You may have some room to negotiate replacement cost values. For example, the item might have been replaced in the market by a better model since the time when you first bought it. You may have had a three-year-old smartphone that can’t be replaced by the same make and model today. You might find an equivalent product and list that as the “replacement equivalent,” along with its value. Always try your best to find the most similar item possible. If you give a fair replacement cost price and do your research, you’ll likely get what you’re asking for. If you don’t do the extra work, the adjuster will come up with their best solution, and you might lose out.

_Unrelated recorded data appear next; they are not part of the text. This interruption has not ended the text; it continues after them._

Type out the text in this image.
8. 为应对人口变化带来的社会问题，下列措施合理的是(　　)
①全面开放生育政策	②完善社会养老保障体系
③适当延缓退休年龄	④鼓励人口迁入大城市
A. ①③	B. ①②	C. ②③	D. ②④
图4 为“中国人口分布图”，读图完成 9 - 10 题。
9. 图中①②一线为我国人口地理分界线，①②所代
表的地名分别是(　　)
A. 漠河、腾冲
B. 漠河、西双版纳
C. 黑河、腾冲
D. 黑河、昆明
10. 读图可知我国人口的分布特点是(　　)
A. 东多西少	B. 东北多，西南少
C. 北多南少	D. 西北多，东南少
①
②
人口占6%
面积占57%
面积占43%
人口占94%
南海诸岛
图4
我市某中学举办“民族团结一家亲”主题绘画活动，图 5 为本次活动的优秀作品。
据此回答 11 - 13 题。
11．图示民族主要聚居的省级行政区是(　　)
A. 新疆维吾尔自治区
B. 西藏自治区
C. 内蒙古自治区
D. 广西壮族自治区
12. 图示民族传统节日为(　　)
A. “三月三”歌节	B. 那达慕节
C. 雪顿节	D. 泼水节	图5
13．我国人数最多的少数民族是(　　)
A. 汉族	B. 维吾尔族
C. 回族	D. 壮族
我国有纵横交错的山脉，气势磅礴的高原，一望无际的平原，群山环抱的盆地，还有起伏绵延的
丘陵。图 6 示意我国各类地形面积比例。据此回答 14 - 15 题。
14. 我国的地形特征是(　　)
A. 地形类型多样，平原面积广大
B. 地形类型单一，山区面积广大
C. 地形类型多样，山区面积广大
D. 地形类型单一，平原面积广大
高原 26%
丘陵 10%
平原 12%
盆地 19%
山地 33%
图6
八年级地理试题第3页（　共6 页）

What If Items Can’t Be Replaced?
You might find yourself in a situation where you’ll only be offered ACV if an item is determined to be obsolete, or by its “inherent nature, cannot be replaced.” A similar clause can apply to sets or pairs of items when only one part of a set or pair of something is lost, and the other was not damaged. Special items that cannot be replaced, such as collectibles, antiques, and fine arts, should always be discussed with your insurance representative—before a claim occurs. This will allow you to get the proper advice about how to protect the value with the right type of insurance. It will also give you the opportunity to get appraisals, and possibly schedule the items on a separate floater or rider to ensure a settlement to value. You might be very upset with what you receive if items of this nature are lost, and the proper insurance was not obtained.
Does Replacement Cost Include Ordinance Coverage?
Ordinance—or law—coverage is insurance for the costs to repair a damaged home if certain building codes came into play after your home was built. Even if your home is insured for replacement cost, some policies don’t cover the increased cost of construction due to by-laws or city ordinances. Endorsements are available to add by-law coverage to your policy. Some high-end policies will also include by-law coverage as a matter of course, but it could be a major problem in determining the actual cost of rebuilding if your policy does not include this coverage. Many policies include a “guaranteed replacement cost clause,” which allows some wiggle room around the total insured value of the home when it’s been determined that the cost was a little off. It depends on the type of policy you have and its wording. For example, some policies might state that you’ll still be eligible for replacement cost if you were insured to at least 80% of the value of the actual reconstruction cost.
Do Insurance Companies Ever Pay the Full Limit?
Some insurers might pay out the full value for the home and its contents when the home and its contents are a total loss. That might be the case after a major disaster such as a fire, but the situation must make sense to the adjuster. It’s up to the discretion of the insurance company. An insurance company always has a right to ask for proof of loss, but the adjuster might come to a settlement without making you list every single item up to your policy limits in these types of major claims and total losses. Ask your insurance representative how your insurance company settles a total loss, to get an idea of how things would work. Always be prepared with records of larger purchases stored in the cloud or a safe deposit box off the premises. Regularly document your home with photos. They could come in handy in a total-loss situation.